The objective of this pilot randomized clinical trial was to investigate the relative effectiveness of anchorage conservation of en-masse and 2-step retraction techniques during maximum anchorage treatment in patients with Angle Class I and Class II malocclusions.
Sixty-four growing subjects (25 boys, 39 girls; 10.2-15.9 years old) who required maximum anchorage were randomized to 2 treatment techniques: en-masse retraction (n = 32) and 2-step retraction (n = 32); the groups were stratified by sex and starting age. Each patient was treated by a full-time clinic instructor experienced in the use of both retraction techniques at the orthodontic clinic of Peking University School of Stomatology in China. All patients used headgear, and most had transpalatal appliances. Lateral cephalograms taken before treatment and at the end of treatment were used to evaluate treatment-associated changes. Differences in maxillary molar mesial displacement and maxillary incisor retraction were measured with the before and after treatment tracings superimposed on the anatomic best fit of the palatal structures. Differences in mesial displacement of the maxillary first molar were compared between the 2 treatment techniques, between sexes, and between different starting-age groups.
Average mesial displacement of the maxillary first molar was slightly less in the en-masse group than in the 2-step group (mean, –0.36 mm; 95% CI, –1.42 to 0.71 mm). The average mesial displacement of the maxillary first molar for both treatment groups pooled (n = 63, because 1 patient was lost to follow-up) was 4.3 ± 2.1 mm (mean ± standard deviation). Boys had significantly more mesial displacement than girls (mean difference, 1.3 mm; P <0.03). Younger adolescents had significantly more mesial displacement than older adolescents (mean difference, 1.3 mm; P <0.02).
Average mesial displacement of the maxillary first molar with 2-step retraction was slightly greater than that for en-masse retraction, but the difference did not reach statistical significance. This finding appears to contradict the belief of many clinicians that 2-step canine retraction is more effective than en-masse retraction in preventing clinically meaningful anchorage loss.
When discussing the value of a randomized clinical trial (RCT), I often hear this comment: “The RCT designed in a university setting does not resemble real-world orthodontic treatment. Clinicians don’t treat entire groups of patients to a specific protocol for comparison with another group; we treat 1 patient at a time, making decisions at every appointment to achieve the best treatment result.” If you are one to keep an open mind, I believe you will like this RCT of 64 patients with Class I or II malocclusion and maximum anchorage requirements. After extracting either the first or second premolars, depending on the patient’s need, clinicians chose the most appropriate extraoral anchorage device for each patient, including a transpalatal arch for a boost in anchorage in some. In other words, the clinicians did what was most appropriate for each patient. The primary purpose of the study was to test whether there were statistically significant between-treatment differences in mesial displacement of the maxillary first molars when spaces were closed in 2 steps, by retracting the canines first and then the remaining anterior teeth, vs 1 step, by retracting all 6 anterior teeth as a single unit—the “en-masse retraction” approach. Was there a difference in anchorage loss between these approaches?
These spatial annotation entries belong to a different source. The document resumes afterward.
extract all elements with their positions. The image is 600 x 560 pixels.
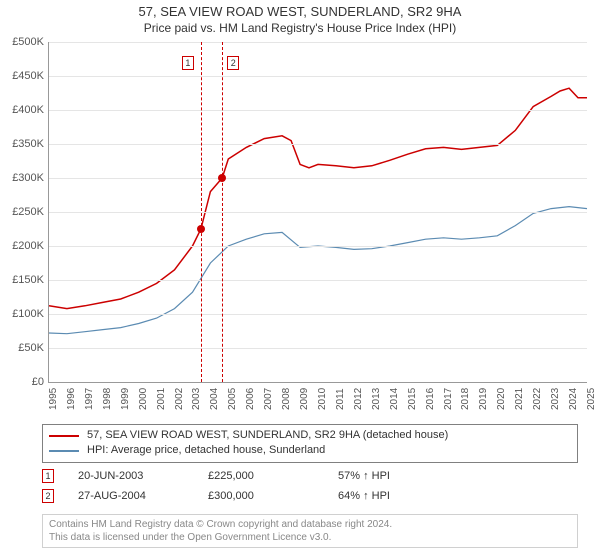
sale-price: £225,000	[208, 470, 338, 482]
price-chart: £0£50K£100K£150K£200K£250K£300K£350K£400…	[48, 42, 586, 382]
x-tick-label: 2010	[317, 388, 328, 410]
x-tick-label: 2013	[371, 388, 382, 410]
legend-swatch	[49, 450, 79, 452]
sale-price: £300,000	[208, 490, 338, 502]
x-tick-label: 2017	[443, 388, 454, 410]
footnote-line1: Contains HM Land Registry data © Crown c…	[49, 518, 571, 531]
sale-hpi: 64% ↑ HPI	[338, 490, 468, 502]
x-tick-label: 2012	[353, 388, 364, 410]
y-tick-label: £300K	[4, 172, 44, 184]
series-line	[49, 89, 587, 309]
x-tick-label: 2020	[496, 388, 507, 410]
marker-vline	[201, 42, 202, 382]
legend-label: HPI: Average price, detached house, Sund…	[87, 443, 325, 458]
x-tick-label: 1999	[120, 388, 131, 410]
sale-marker-dot	[218, 174, 226, 182]
x-tick-label: 2004	[209, 388, 220, 410]
x-tick-label: 1997	[84, 388, 95, 410]
plot-area	[48, 42, 587, 383]
x-tick-label: 2025	[586, 388, 597, 410]
x-tick-label: 2023	[550, 388, 561, 410]
legend-item: 57, SEA VIEW ROAD WEST, SUNDERLAND, SR2 …	[49, 428, 571, 443]
y-tick-label: £100K	[4, 308, 44, 320]
legend-label: 57, SEA VIEW ROAD WEST, SUNDERLAND, SR2 …	[87, 428, 448, 443]
y-tick-label: £0	[4, 376, 44, 388]
sale-date: 27-AUG-2004	[78, 490, 208, 502]
x-tick-label: 2018	[460, 388, 471, 410]
y-tick-label: £250K	[4, 206, 44, 218]
x-tick-label: 2011	[335, 388, 346, 410]
x-tick-label: 1995	[48, 388, 59, 410]
x-tick-label: 2016	[425, 388, 436, 410]
x-tick-label: 2005	[227, 388, 238, 410]
x-tick-label: 2003	[191, 388, 202, 410]
y-tick-label: £200K	[4, 240, 44, 252]
x-tick-label: 2015	[407, 388, 418, 410]
legend-item: HPI: Average price, detached house, Sund…	[49, 443, 571, 458]
x-tick-label: 2002	[174, 388, 185, 410]
y-tick-label: £50K	[4, 342, 44, 354]
x-tick-label: 1998	[102, 388, 113, 410]
x-tick-label: 2000	[138, 388, 149, 410]
x-tick-label: 2006	[245, 388, 256, 410]
legend-swatch	[49, 435, 79, 437]
sale-marker-dot	[197, 225, 205, 233]
sale-number-box: 2	[42, 489, 54, 503]
x-tick-label: 2014	[389, 388, 400, 410]
footnote-line2: This data is licensed under the Open Gov…	[49, 531, 571, 544]
y-tick-label: £450K	[4, 70, 44, 82]
x-tick-label: 2001	[156, 388, 167, 410]
x-tick-label: 2019	[478, 388, 489, 410]
sale-date: 20-JUN-2003	[78, 470, 208, 482]
sale-hpi: 57% ↑ HPI	[338, 470, 468, 482]
x-tick-label: 2024	[568, 388, 579, 410]
x-axis-labels: 1995 1996 1997 1998 1999 2000 2001 2002 2003 2004…	[48, 384, 586, 414]
legend: 57, SEA VIEW ROAD WEST, SUNDERLAND, SR2 …	[42, 424, 578, 463]
page-subtitle: Price paid vs. HM Land Registry's House …	[0, 21, 600, 37]
x-tick-label: 2008	[281, 388, 292, 410]
x-tick-label: 2009	[299, 388, 310, 410]
marker-vline	[222, 42, 223, 382]
sale-marker-label: 2	[227, 56, 239, 70]
y-tick-label: £400K	[4, 104, 44, 116]
x-tick-label: 2007	[263, 388, 274, 410]
y-tick-label: £500K	[4, 36, 44, 48]
x-tick-label: 1996	[66, 388, 77, 410]
sale-number-box: 1	[42, 469, 54, 483]
sale-row: 2 27-AUG-2004£300,00064% ↑ HPI	[42, 486, 468, 506]
page-title: 57, SEA VIEW ROAD WEST, SUNDERLAND, SR2 …	[0, 4, 600, 21]
footnote: Contains HM Land Registry data © Crown c…	[42, 514, 578, 548]
sale-row: 1 20-JUN-2003£225,00057% ↑ HPI	[42, 466, 468, 486]
x-tick-label: 2022	[532, 388, 543, 410]
x-tick-label: 2021	[514, 388, 525, 410]
sale-marker-label: 1	[182, 56, 194, 70]
y-tick-label: £150K	[4, 274, 44, 286]
sales-table: 1 20-JUN-2003£225,00057% ↑ HPI 2 27-AUG-200…	[42, 466, 468, 506]
y-tick-label: £350K	[4, 138, 44, 150]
This is an important article for 2 reasons: first, because it is one of the few bona fide RCTs in orthodontics that deals with a real clinical question, and, second, because it represents a unique collaborative effort among 3 groups: a leading-edge statistician at the National Institutes of Health, a group of experienced clinical investigators at the Craniofacial Research Instrumentation Laboratory of the Arthur A. Dugoni School of Dentistry at the University of the Pacific, and an up-and-coming group of clinical orthodontists at the leading university in mainland China.
Before patient selection, a power calculation was conducted to determine the appropriate sample size; inclusion and exclusion criteria for all subjects were stated and adhered to. The subsamples were well balanced for sex, Angle class, starting age, and pretreatment crowding. At the start of treatment, latitude in making all treatment decisions for each patient was delegated to the treating clinician because these decisions were considered to be part of the clinician’s unique treatment plan for that patient. For more details, be sure to read the online version of this study.
Take home points:
The findings demonstrate fairly conclusively that there was no statistically significant difference in mesial displacement of the maxillary first molar between the 2 samples.
When the en-masse and 2-step treatment groups were pooled, the mean mesial displacement of the maxillary molars for the boys in the study was significantly greater than that for the girls.
Patients of both sexes who started treatment before age 13 had significantly more mesial displacement of the maxillary first molar than patients who started treatment later.